Deuxièmement, ici au Venezuela nous avons été touchés cette année en particulier, parce que l’organisation du pays a été bloquée et que nous avons eu des difficultés pour travailler. Je suis allé plusieurs fois au ministère du logement, et l’année dernière, le rez-de-chaussée avait été complètement détruit et brûlé par la guarimba.

On a aussi ressenti un peu de tension, quand on allait dans les beaux quartiers où se trouve le Ministère du logement entre autres. Des gens nous avaient repérés comme étrangers, parce qu’il n’y en a pas tant que ça, et nous ont dit  : vous, vous êtes des traîtres. Il fallait qu’on fasse un peu attention à ça parce qu’on travaille avec le gouvernement. Ils voyaient bien qu’on n’était pas ici pour passer des vacances, mais parce qu’on avait une activité scientifique, intellectuelle, culturelle, économique avec le pays et qu’on n’était pas en train de pleurer. Nous étions en train de travailler, non pas avec le sourire, mais avec la satisfaction du travail.

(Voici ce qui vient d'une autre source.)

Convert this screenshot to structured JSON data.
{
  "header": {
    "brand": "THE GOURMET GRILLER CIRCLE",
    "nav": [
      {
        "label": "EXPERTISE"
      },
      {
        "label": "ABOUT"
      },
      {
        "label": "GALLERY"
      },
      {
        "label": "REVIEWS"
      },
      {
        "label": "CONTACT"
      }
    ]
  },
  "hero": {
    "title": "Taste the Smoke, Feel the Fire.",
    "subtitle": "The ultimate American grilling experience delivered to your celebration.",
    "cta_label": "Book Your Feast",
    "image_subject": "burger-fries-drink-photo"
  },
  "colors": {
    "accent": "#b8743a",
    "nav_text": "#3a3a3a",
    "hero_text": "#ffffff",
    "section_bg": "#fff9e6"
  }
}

Mais c’est plus à l’étranger, en France, que ça nous a affectés parce que nos amis disaient que nous étions « des ambassadeurs du gouvernement vénézuélien », et donc « vous n’êtes plus du tout objectifs ».

Alors moi je réponds, et le Labo répond régulièrement : Non, nous ne sommes pas objectifs, nous sommes engagés. Nous avons fait des choix. Et nous sommes prêts à en débattre, y compris sur le plan de la forme architecturale des projets. C’est-à-dire que vous pouvez émettre une critique sur nos productions architecturales. C’est pour ça qu’on les publie, qu’on les présente en différents endroits, parce qu’on attend la critique, on n’a aucune raison de ne pas l’accepter. C’est la démonstration d’un engagement.

Nos idées se traduisent dans cet engagement, un processus de transformation radicale de la société, et elles génèrent des formes particulières, un espace particulier. C’est pour cela que nous travaillons au Venezuela.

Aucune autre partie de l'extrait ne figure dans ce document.